No bastaron los esfuerzos de la nueva junta, ni el haber mandado poner en la caja de amortización la quinta parte neta de los fondos, así en dinero como en granos, de los pósitos del reino, con la obligación de pagarlo todo en metálico, así lo que tuviesen en efectivo, como lo que conservaran en especie, siendo de su cuenta darlo por vendido al precio corriente. A muy poco tiempo se hizo otra nueva creación de vales (8 de abril, 1799) por valor de 53.000.000 de pesos, con el rédito de 4 por 100, destinando al pago de los intereses no solo las antiguas hipotecas, sino otras nuevas, que parecieron bastantes para hacer frente al rédito anual de la deuda, que era de cerca de 88.000.000. Mas como esta creación fuese hecha para realizar los pagos y negociaciones de la real hacienda dando a los vales igual valor que al metálico, en un tiempo en que estaba ya en tan gran descrédito el papel moneda, acrecentose más y más la desconfianza, y aquella medida produjo una consternación general.
Viose que con la creación y con las medidas de la Junta Suprema de Amortización, en vez de remediarse o menguar, se aumentaban y crecían los apuros del tesoro y el descrédito de los vales, y se acordó mudar de mano, y se suprimió la junta de 11 de enero (6 de julio, 1799), restableciendo la caja de amortización al ser y estado que tenía cuando se erigió por real decreto de 12 de enero de 1794. Pero un genio fatídico y siniestro parecía inspirar entonces a los encargados de dirigir la administración. Motivo daría para pensar así la real cédula que a consulta del Consejo Real se expidió (17 de julio, 1799), mandando que se reconociesen los vales como moneda verdadera, salvo un 6 por 100 de baja de su primitivo valor, cuya diferencia se prometía extinguir hasta igualar enteramente el papel con el metálico, y no permitiendo que en los pagos se hiciese distinción alguna entre el oro, la plata y los vales. Se mandó además establecer en las plazas principales ciertos bancos o cajas de reducción para los casos urgentes o apurados. El que denunciara haberse hecho una operación en que no se admitiese el papel como moneda, recibiría en premio la mitad de los valores denunciados. Providencia fatal, que llevó la desconfianza, el descrédito, la confusión y el desorden al mayor extremo imaginable.

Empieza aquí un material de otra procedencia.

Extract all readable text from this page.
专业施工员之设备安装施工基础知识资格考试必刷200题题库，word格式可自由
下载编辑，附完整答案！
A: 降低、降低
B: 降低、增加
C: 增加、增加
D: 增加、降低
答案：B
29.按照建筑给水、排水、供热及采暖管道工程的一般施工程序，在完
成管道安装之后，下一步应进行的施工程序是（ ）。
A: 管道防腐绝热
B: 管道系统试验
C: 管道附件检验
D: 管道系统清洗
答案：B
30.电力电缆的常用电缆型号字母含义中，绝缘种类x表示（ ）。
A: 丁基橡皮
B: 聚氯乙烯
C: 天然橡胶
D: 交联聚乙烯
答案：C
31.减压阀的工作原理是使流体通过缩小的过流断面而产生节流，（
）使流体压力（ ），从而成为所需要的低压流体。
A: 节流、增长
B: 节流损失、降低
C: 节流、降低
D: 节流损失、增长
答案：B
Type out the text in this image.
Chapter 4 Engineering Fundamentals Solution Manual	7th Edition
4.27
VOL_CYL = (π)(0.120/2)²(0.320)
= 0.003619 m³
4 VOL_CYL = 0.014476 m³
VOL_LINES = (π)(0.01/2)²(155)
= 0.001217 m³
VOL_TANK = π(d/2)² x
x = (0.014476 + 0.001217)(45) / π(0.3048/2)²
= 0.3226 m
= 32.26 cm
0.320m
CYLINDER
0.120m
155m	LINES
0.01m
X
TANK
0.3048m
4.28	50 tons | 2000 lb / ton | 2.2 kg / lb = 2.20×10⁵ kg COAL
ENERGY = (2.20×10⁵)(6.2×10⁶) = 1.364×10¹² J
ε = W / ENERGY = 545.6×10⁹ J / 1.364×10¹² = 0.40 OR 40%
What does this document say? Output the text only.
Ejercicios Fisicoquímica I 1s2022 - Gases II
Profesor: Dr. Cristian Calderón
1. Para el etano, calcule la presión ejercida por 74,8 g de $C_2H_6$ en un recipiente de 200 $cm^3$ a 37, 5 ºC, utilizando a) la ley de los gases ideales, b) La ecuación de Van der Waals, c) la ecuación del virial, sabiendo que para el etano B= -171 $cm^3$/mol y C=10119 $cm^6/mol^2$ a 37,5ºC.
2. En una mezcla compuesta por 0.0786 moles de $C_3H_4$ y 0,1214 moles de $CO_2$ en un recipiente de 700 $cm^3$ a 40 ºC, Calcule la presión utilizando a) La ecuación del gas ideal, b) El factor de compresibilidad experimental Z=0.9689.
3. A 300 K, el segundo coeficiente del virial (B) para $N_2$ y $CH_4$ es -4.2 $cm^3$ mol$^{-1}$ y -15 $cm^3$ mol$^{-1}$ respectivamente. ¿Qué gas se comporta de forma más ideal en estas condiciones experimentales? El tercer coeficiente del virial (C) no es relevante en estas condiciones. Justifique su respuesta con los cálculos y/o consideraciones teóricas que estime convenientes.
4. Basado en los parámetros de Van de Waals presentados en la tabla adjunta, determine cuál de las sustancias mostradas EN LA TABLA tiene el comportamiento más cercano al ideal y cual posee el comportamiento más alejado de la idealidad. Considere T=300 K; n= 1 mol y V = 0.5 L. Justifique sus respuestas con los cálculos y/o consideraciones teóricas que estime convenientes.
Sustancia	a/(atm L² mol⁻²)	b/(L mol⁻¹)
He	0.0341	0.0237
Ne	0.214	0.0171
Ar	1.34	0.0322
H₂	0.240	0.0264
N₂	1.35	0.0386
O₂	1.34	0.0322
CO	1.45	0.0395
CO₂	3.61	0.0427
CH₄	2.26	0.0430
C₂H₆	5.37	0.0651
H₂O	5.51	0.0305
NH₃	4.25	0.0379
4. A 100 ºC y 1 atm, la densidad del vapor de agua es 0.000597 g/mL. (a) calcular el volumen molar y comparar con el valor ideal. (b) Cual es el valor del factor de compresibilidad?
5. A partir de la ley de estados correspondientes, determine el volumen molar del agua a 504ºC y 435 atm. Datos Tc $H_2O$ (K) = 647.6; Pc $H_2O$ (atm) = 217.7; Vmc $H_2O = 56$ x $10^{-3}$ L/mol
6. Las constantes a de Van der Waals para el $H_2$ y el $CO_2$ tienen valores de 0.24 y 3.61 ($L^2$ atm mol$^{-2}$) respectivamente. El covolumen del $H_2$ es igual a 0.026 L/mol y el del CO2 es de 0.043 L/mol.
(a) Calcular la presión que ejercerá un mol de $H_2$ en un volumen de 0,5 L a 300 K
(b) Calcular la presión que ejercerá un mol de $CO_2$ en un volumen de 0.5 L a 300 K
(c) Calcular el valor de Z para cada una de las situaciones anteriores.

Para auxiliar y fomentar aquellas cajas o bancos, que el gobierno miraba como áncora de salvación, para mantener el crédito de la deuda pública y sostener el del comercio, el Consejo de Hacienda mandó suspender la incorporación a la corona de los oficios enajenados, imponiendo a sus poseedores el servicio de la tercera parte de su valor que pagaría en la caja (9 de noviembre, 1799): aplicar a las mismas un servicio anual que se impuso a todo el reino (10 de noviembre) sobre criados y criadas, caballos y mulas, fondas, hosterías, confiterías, almacenes, tabernas, casas de juego, tiendas de todas clases, y sobre una multitud de objetos, principalmente los de lujo{9}: la mitad de los caudales que vinieran de América: un subsidio de 300.000.000 de reales por repartimiento entre los pueblos, con proporción a su riqueza, y dejando a los mismos la facultad de buscar arbitrios que, sin ser gravosos a los pobres, produjeran la expresada suma (12 de noviembre): el producto de una gran rifa que se concedió a las cajas (1.º de diciembre, 1799), con variedad de suertes, y en premios pagaderos o por una vez o en rentas vitalicias{10}: varios otros arbitrios sobre los fondos de pósitos. Y además se dieron muchas instrucciones y se estrecharon las órdenes (27 de diciembre) a fin de activar las ventas de los bienes vinculados, obras pías y memorias, y para la más pronta ejecución de los siete reales decretos de 19 de setiembre.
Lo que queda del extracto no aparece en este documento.